Prof Tom Frame explains why Australia’s gun laws might not have necessarily kept us safer.
It’s roughly a 9 minute listen, basically a UNSW academic arguing that gun laws as a whole shouldn’t be the only tools in preventing mass shootings, and that as a whole the gun laws haven’t made us any safer.
He argues that though gun laws are needed, the implementation of which has been done poorly, and there are things he would change.
He starts by stating that he isn’t a fan of how the laws were framed, and that they seemed arbitrary, and set out law abiding shooters as the adversaries.
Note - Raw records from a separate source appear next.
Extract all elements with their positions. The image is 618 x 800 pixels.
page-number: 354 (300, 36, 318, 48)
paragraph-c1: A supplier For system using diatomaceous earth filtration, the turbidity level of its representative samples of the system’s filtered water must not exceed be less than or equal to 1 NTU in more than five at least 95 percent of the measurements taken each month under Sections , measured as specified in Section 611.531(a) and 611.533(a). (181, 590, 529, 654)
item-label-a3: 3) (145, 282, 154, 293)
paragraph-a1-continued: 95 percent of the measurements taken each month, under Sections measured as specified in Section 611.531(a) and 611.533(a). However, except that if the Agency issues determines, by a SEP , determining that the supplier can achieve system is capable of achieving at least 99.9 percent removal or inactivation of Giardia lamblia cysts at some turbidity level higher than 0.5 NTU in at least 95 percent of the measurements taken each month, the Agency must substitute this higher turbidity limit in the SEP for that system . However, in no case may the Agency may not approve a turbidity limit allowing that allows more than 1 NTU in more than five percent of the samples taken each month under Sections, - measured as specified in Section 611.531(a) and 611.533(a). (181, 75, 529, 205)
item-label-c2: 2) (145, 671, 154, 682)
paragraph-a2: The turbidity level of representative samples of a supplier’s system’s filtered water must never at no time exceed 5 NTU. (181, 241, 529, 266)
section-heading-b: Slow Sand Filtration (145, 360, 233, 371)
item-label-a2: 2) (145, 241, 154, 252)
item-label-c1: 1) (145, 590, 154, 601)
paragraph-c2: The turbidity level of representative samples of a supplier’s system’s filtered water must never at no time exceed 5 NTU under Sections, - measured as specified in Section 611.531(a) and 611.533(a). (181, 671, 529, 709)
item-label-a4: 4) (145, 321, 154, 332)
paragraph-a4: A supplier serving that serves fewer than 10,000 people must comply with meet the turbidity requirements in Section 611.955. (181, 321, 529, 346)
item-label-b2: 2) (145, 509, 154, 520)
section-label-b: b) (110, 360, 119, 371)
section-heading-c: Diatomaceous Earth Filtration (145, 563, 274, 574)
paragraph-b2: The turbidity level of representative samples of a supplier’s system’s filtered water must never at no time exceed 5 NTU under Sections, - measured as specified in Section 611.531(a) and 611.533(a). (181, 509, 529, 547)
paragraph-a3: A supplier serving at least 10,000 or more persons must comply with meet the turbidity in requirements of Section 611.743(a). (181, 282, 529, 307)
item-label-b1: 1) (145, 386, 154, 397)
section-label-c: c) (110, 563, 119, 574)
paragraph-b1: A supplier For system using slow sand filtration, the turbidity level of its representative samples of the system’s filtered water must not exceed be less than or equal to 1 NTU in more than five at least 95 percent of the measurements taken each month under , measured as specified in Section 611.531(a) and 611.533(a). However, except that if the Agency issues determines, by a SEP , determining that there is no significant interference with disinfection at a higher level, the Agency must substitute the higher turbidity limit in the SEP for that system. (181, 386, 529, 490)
One thing he mentions is longer licence periods, from 5 to 10 years. He argues that there is no evidence that the shorter licence leads to less shootings. He’s a big support of reducing the bureaucracy, and using the resources to solve other community crime problems.
He also says a bunch of stuff about how the extensive enforcement and red tape on LAFOs doesn’t really bring about any significant outcomes, and better results could be achieved by having the resources in customs instead to block illegal imports of firearms would reduce firearm crime more.
He argues that as there isn’t a demonstrable benefit, in that crime rates didn’t didn’t significantly change, the government should have no right interfering in peoples lives, and making it harder for them to be shooters, recreational, or vocational.
3 Likes
Sounds like a Libertarian. My kind of guy.